Department of Energy Technology, Kenyatta University, P. O. Box 43844 - 00100, Nairobi, Kenya; Department of Engineering and Industrial Design, Hochschule Magdeburg-Stendal, Breitscheidstr. 2, 39114 Magdeburg, Germany.
Department of Agriculture and Biosystems Engineering, Kenyatta University, P. O. Box 43844 - 00100, Nairobi, Kenya.
Bioresour Technol. 2022 Oct;361:127734. doi: 10.1016/j.biortech.2022.127734. Epub 2022 Aug 3.
Biomass gasification is recognized as a viable avenue to accelerate the sustainable production of hydrogen. In this work, a numerical simulation model of air gasification of rice husks is developed using the Aspen Plus to investigate the feasibility of producing hydrogen-rich syngas. The model is experimentally validated with rice husk gasification results and other published studies. The influence of temperature and equivalence ratio on the syngas composition, H yield, LHV, H/CO ratio, CGE, and PCG was studied. Furthermore, the synchronized effects of temperature and ER are studied using RSM to determine the operational point of maximizing H yield and PCG. The RSM analysis results show optimum performance at temperatures between 820 °C and 1090 °C and ER in the range of 0.06-0.10. The findings show that optimal operating conditions of the gasification system can be achieved at a more refined precision through simulations coupled with advanced optimization techniques.

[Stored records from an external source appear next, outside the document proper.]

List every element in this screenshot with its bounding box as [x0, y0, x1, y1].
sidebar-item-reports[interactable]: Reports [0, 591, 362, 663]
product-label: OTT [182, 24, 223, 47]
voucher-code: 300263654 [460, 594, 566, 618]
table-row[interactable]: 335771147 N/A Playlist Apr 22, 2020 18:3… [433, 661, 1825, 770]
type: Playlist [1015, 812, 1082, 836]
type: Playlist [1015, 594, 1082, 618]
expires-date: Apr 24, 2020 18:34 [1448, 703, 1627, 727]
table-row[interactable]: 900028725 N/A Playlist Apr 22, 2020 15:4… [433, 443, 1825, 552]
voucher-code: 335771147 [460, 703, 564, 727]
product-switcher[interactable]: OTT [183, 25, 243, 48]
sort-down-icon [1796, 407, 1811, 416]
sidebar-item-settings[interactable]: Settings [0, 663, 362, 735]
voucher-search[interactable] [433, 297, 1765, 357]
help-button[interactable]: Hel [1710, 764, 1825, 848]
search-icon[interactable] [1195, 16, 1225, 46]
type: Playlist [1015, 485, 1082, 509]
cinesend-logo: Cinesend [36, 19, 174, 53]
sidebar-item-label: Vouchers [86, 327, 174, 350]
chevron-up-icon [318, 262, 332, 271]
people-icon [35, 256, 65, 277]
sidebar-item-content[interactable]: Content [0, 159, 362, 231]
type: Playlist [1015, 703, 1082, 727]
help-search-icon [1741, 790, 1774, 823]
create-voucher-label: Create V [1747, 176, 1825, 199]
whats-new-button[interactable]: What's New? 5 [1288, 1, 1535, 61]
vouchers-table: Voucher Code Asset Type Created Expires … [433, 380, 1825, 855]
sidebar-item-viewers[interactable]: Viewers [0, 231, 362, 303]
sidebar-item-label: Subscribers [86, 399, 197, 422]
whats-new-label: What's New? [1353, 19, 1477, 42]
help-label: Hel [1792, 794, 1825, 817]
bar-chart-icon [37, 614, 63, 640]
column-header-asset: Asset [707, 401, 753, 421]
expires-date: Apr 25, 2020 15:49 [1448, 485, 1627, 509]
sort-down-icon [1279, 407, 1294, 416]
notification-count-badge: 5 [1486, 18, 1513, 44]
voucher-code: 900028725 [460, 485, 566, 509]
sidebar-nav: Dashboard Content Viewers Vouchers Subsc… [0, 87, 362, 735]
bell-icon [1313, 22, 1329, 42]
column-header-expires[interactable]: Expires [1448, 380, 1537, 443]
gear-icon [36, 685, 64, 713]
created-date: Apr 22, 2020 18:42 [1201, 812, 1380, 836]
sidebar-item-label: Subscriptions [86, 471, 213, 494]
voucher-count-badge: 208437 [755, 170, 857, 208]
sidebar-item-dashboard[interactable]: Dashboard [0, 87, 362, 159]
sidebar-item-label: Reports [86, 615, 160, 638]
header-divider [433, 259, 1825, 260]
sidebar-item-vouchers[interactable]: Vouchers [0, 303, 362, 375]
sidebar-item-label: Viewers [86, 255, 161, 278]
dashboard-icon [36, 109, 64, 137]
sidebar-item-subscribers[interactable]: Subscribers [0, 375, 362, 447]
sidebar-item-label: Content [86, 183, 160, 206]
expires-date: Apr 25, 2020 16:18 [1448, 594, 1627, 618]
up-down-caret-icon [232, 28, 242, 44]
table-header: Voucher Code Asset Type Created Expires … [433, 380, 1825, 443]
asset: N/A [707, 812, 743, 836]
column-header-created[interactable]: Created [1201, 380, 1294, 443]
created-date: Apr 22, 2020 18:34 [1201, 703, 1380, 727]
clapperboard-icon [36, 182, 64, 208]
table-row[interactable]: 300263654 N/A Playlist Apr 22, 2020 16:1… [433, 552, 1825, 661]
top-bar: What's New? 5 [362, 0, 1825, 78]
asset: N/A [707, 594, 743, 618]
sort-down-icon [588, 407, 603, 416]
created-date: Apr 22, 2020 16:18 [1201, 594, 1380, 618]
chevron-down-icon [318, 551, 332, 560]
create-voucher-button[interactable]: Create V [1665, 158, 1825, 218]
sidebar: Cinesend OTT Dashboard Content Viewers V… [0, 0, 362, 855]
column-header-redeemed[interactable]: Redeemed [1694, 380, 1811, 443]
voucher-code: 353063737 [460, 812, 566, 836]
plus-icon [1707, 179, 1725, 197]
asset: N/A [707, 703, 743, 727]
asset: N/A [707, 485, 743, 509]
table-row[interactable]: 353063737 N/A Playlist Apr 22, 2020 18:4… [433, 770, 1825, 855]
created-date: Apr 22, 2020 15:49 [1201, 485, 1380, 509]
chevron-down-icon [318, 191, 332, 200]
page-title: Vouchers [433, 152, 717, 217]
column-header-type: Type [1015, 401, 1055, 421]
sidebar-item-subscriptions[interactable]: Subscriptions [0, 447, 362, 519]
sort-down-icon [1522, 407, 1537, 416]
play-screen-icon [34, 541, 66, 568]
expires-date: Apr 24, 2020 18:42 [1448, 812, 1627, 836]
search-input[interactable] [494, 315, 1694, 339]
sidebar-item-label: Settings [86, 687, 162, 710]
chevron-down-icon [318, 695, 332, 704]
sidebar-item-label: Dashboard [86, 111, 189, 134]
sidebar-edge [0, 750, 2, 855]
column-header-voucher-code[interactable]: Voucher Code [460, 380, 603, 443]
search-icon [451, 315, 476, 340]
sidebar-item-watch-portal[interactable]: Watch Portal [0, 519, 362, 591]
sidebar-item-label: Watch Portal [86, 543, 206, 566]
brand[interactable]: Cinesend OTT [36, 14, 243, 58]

生物质气化被认为是加速氢气可持续生产的可行途径。在这项工作中,使用 Aspen Plus 开发了一个稻壳空气气化的数值模拟模型,以研究生产富氢合成气的可行性。该模型通过稻壳气化结果和其他已发表的研究进行了实验验证。研究了温度和当量比对合成气成分、H 产量、低热值、H/CO 比、CGE 和 PCG 的影响。此外,还使用 RSM 研究了温度和 ER 的同步影响,以确定最大 H 产量和 PCG 的操作点。RSM 分析结果表明,在 820°C 至 1090°C 之间的温度和 0.06-0.10 的 ER 范围内,性能最佳。研究结果表明,通过模拟与先进的优化技术相结合,可以更精确地实现气化系统的最佳运行条件。